Passive sensing allows researchers to capture a robust array of data points to create a “digital phenotype” for each patient, which has potential implications for more individualized interventions to improve treatment for OUD. This study explored the feasibility of collecting multiple data points, including ecological momentary assessment (EMA), passive sensor data, and social media data.

Findings indicate that patients in treatment for OUD were able and willing to provide these various datapoints, indicating that a “digital phenotype” may be a viable research option for future work.

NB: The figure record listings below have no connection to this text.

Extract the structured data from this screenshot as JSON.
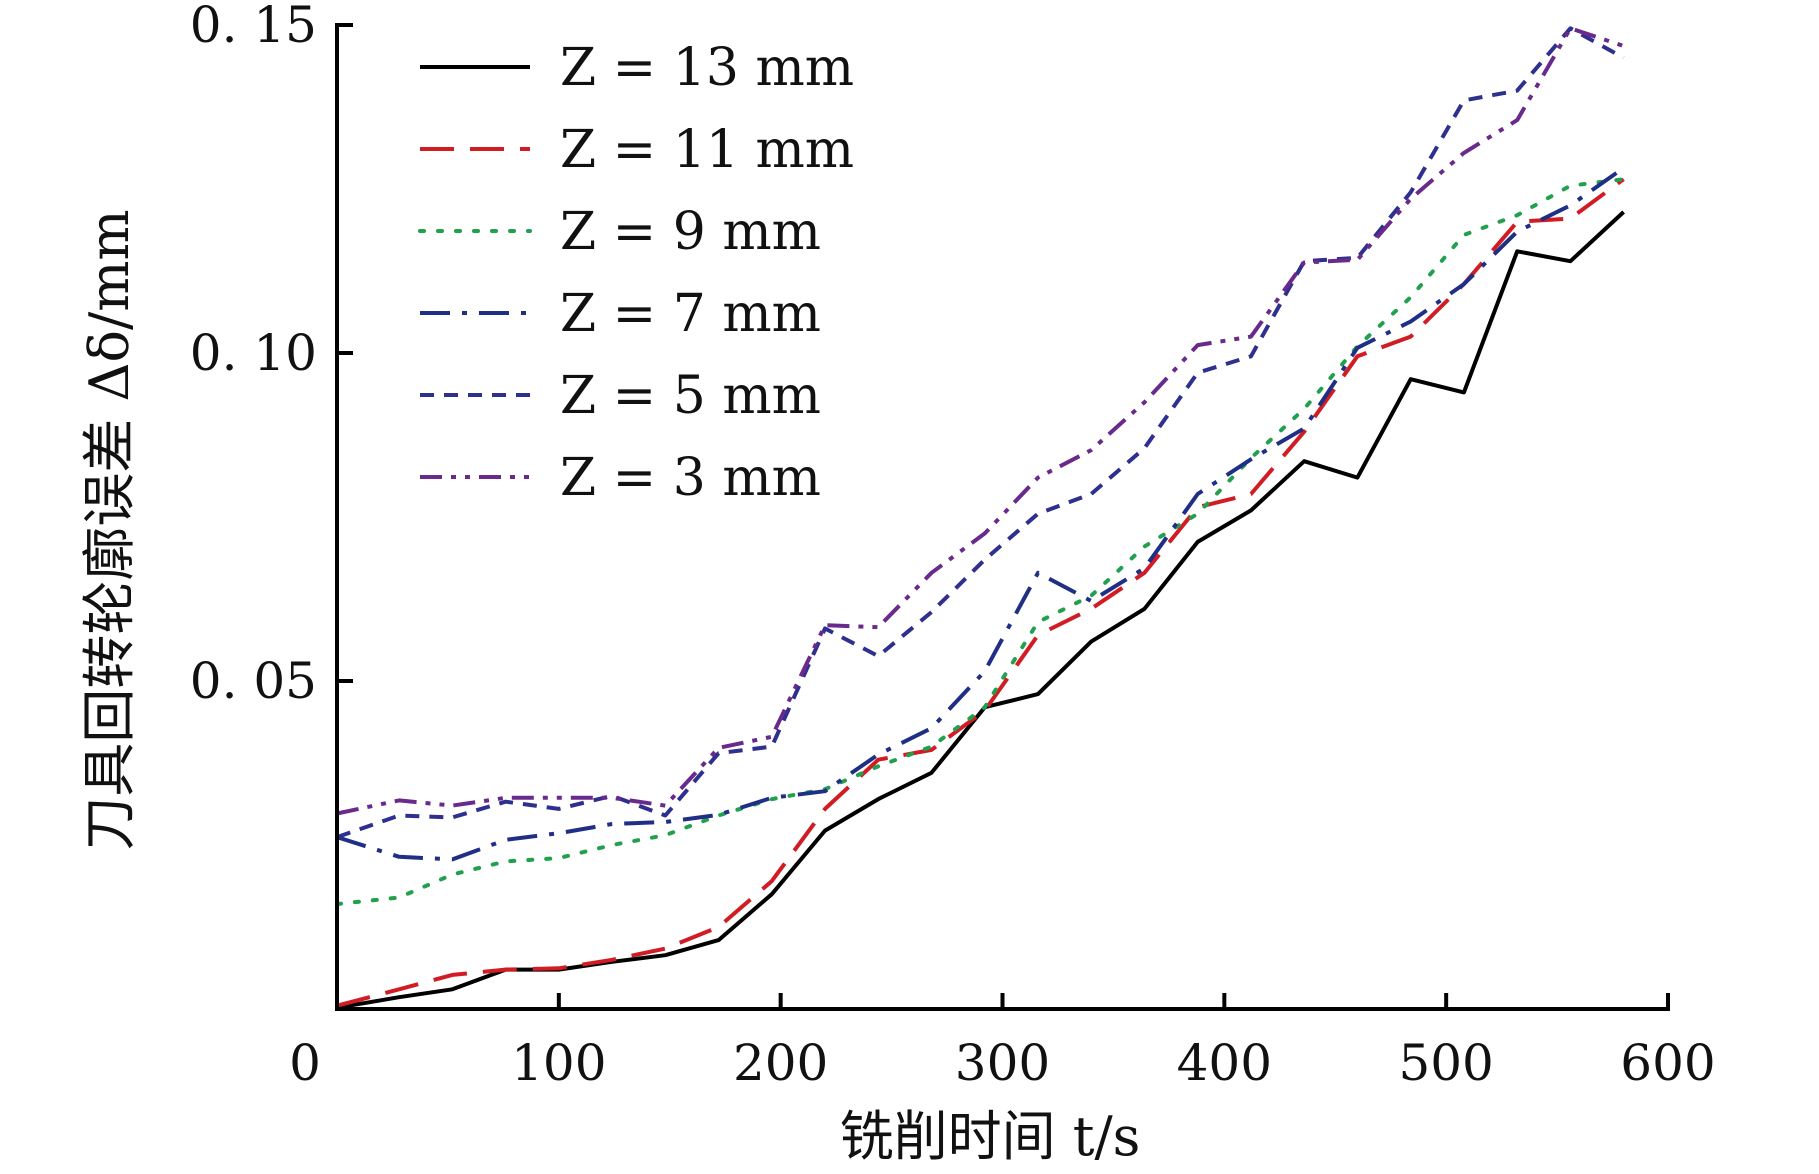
{
  "chart_data": {
    "type": "line",
    "title": "",
    "xlabel": "铣削时间 t/s",
    "ylabel": "刀具回转轮廓误差 Δδ/mm",
    "xlim": [
      0,
      600
    ],
    "ylim": [
      0,
      0.15
    ],
    "x_ticks": [
      0,
      100,
      200,
      300,
      400,
      500,
      600
    ],
    "x_tick_labels": [
      "0",
      "100",
      "200",
      "300",
      "400",
      "500",
      "600"
    ],
    "y_ticks": [
      0.05,
      0.1,
      0.15
    ],
    "y_tick_labels": [
      "0. 05",
      "0. 10",
      "0. 15"
    ],
    "grid": false,
    "legend_position": "top-left",
    "series": [
      {
        "name": "Z = 13 mm",
        "color": "#000000",
        "dash": "solid",
        "points": [
          [
            0,
            0.0002
          ],
          [
            28,
            0.0018
          ],
          [
            52,
            0.003
          ],
          [
            76,
            0.006
          ],
          [
            100,
            0.006
          ],
          [
            124,
            0.0072
          ],
          [
            148,
            0.0082
          ],
          [
            172,
            0.0105
          ],
          [
            196,
            0.0175
          ],
          [
            220,
            0.0272
          ],
          [
            244,
            0.032
          ],
          [
            268,
            0.036
          ],
          [
            292,
            0.046
          ],
          [
            316,
            0.048
          ],
          [
            340,
            0.056
          ],
          [
            364,
            0.061
          ],
          [
            388,
            0.0712
          ],
          [
            412,
            0.076
          ],
          [
            436,
            0.0835
          ],
          [
            460,
            0.081
          ],
          [
            484,
            0.096
          ],
          [
            508,
            0.094
          ],
          [
            532,
            0.1155
          ],
          [
            556,
            0.114
          ],
          [
            580,
            0.1215
          ]
        ]
      },
      {
        "name": "Z = 11 mm",
        "color": "#d21c24",
        "dash": "dashed",
        "points": [
          [
            0,
            0.0005
          ],
          [
            28,
            0.003
          ],
          [
            52,
            0.0052
          ],
          [
            76,
            0.006
          ],
          [
            100,
            0.0062
          ],
          [
            124,
            0.0075
          ],
          [
            148,
            0.0092
          ],
          [
            172,
            0.0125
          ],
          [
            196,
            0.0195
          ],
          [
            220,
            0.0305
          ],
          [
            244,
            0.038
          ],
          [
            268,
            0.0395
          ],
          [
            292,
            0.0455
          ],
          [
            316,
            0.057
          ],
          [
            340,
            0.061
          ],
          [
            364,
            0.0665
          ],
          [
            388,
            0.0765
          ],
          [
            412,
            0.0785
          ],
          [
            436,
            0.088
          ],
          [
            460,
            0.0995
          ],
          [
            484,
            0.1025
          ],
          [
            508,
            0.1105
          ],
          [
            532,
            0.12
          ],
          [
            556,
            0.1205
          ],
          [
            580,
            0.1265
          ]
        ]
      },
      {
        "name": "Z = 9 mm",
        "color": "#21a04d",
        "dash": "dotted",
        "points": [
          [
            0,
            0.016
          ],
          [
            28,
            0.017
          ],
          [
            52,
            0.0205
          ],
          [
            76,
            0.0225
          ],
          [
            100,
            0.023
          ],
          [
            124,
            0.025
          ],
          [
            148,
            0.0265
          ],
          [
            172,
            0.0295
          ],
          [
            196,
            0.032
          ],
          [
            220,
            0.0335
          ],
          [
            244,
            0.037
          ],
          [
            268,
            0.04
          ],
          [
            292,
            0.046
          ],
          [
            316,
            0.059
          ],
          [
            340,
            0.063
          ],
          [
            364,
            0.0705
          ],
          [
            388,
            0.0755
          ],
          [
            412,
            0.084
          ],
          [
            436,
            0.0915
          ],
          [
            460,
            0.101
          ],
          [
            484,
            0.1085
          ],
          [
            508,
            0.118
          ],
          [
            532,
            0.121
          ],
          [
            556,
            0.1255
          ],
          [
            580,
            0.1265
          ]
        ]
      },
      {
        "name": "Z = 7 mm",
        "color": "#1f2f86",
        "dash": "dashdot",
        "points": [
          [
            0,
            0.0262
          ],
          [
            28,
            0.0232
          ],
          [
            52,
            0.0228
          ],
          [
            76,
            0.0258
          ],
          [
            100,
            0.0268
          ],
          [
            124,
            0.0282
          ],
          [
            148,
            0.0285
          ],
          [
            172,
            0.0296
          ],
          [
            196,
            0.0322
          ],
          [
            220,
            0.0332
          ],
          [
            244,
            0.0388
          ],
          [
            268,
            0.0428
          ],
          [
            292,
            0.0515
          ],
          [
            316,
            0.0665
          ],
          [
            340,
            0.0622
          ],
          [
            364,
            0.0672
          ],
          [
            388,
            0.0785
          ],
          [
            412,
            0.0838
          ],
          [
            436,
            0.0885
          ],
          [
            460,
            0.1008
          ],
          [
            484,
            0.1048
          ],
          [
            508,
            0.1105
          ],
          [
            532,
            0.1185
          ],
          [
            556,
            0.1225
          ],
          [
            580,
            0.1282
          ]
        ]
      },
      {
        "name": "Z = 5 mm",
        "color": "#2e2f8e",
        "dash": "shortdash",
        "points": [
          [
            0,
            0.0262
          ],
          [
            28,
            0.0295
          ],
          [
            52,
            0.0292
          ],
          [
            76,
            0.0316
          ],
          [
            100,
            0.0305
          ],
          [
            124,
            0.0325
          ],
          [
            148,
            0.0295
          ],
          [
            172,
            0.039
          ],
          [
            196,
            0.04
          ],
          [
            220,
            0.058
          ],
          [
            244,
            0.0538
          ],
          [
            268,
            0.0605
          ],
          [
            292,
            0.0685
          ],
          [
            316,
            0.0755
          ],
          [
            340,
            0.0785
          ],
          [
            364,
            0.0855
          ],
          [
            388,
            0.097
          ],
          [
            412,
            0.0995
          ],
          [
            436,
            0.114
          ],
          [
            460,
            0.1145
          ],
          [
            484,
            0.1245
          ],
          [
            508,
            0.1385
          ],
          [
            532,
            0.14
          ],
          [
            556,
            0.1495
          ],
          [
            580,
            0.145
          ]
        ]
      },
      {
        "name": "Z = 3 mm",
        "color": "#6a2a8c",
        "dash": "dashdotdot",
        "points": [
          [
            0,
            0.0298
          ],
          [
            28,
            0.0318
          ],
          [
            52,
            0.031
          ],
          [
            76,
            0.0322
          ],
          [
            100,
            0.0322
          ],
          [
            124,
            0.0322
          ],
          [
            148,
            0.031
          ],
          [
            172,
            0.0398
          ],
          [
            196,
            0.0415
          ],
          [
            220,
            0.0585
          ],
          [
            244,
            0.0582
          ],
          [
            268,
            0.0665
          ],
          [
            292,
            0.0725
          ],
          [
            316,
            0.081
          ],
          [
            340,
            0.0852
          ],
          [
            364,
            0.0925
          ],
          [
            388,
            0.1012
          ],
          [
            412,
            0.1025
          ],
          [
            436,
            0.1138
          ],
          [
            460,
            0.1142
          ],
          [
            484,
            0.1235
          ],
          [
            508,
            0.1305
          ],
          [
            532,
            0.1355
          ],
          [
            556,
            0.1495
          ],
          [
            580,
            0.1468
          ]
        ]
      }
    ]
  }
}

The full article can be found here and the abstract is available below.

Abstract

Background

Multiple digital data sources can capture moment-to-moment information to advance a robust understanding of opioid use disorder (OUD) behavior, ultimately creating a digital phenotype for each patient. This information can lead to individualized interventions to improve treatment for OUD.

Objective

The aim is to examine patient engagement with multiple digital phenotyping methods among patients receiving buprenorphine medication for OUD.

Methods

The study enrolled 65 patients receiving buprenorphine for OUD between June 2020 and January 2021 from 4 addiction medicine programs in an integrated health care delivery system in Northern California. Ecological momentary assessment (EMA), sensor data, and social media data were collected by smartphone, smartwatch, and social media platforms over a 12-week period. Primary engagement outcomes were meeting measures of minimum phone carry (≥8 hours per day) and watch wear (≥18 hours per day) criteria, EMA response rates, social media consent rate, and data sparsity. Descriptive analyses, bivariate, and trend tests were performed.

Results

The participants’ average age was 37 years, 47% of them were female, and 71% of them were White. On average, participants met phone carrying criteria on 94% of study days, met watch wearing criteria on 74% of days, and wore the watch to sleep on 77% of days. The mean EMA response rate was 70%, declining from 83% to 56% from week 1 to week 12. Among participants with social media accounts, 88% of them consented to providing data; of them, 55% of Facebook, 54% of Instagram, and 57% of Twitter participants provided data. The amount of social media data available varied widely across participants. No differences by age, sex, race, or ethnicity were observed for any outcomes.

Conclusions

To our knowledge, this is the first study to capture these 3 digital data sources in this clinical population. Our findings demonstrate that patients receiving buprenorphine treatment for OUD had generally high engagement with multiple digital phenotyping data sources, but this was more limited for the social media data.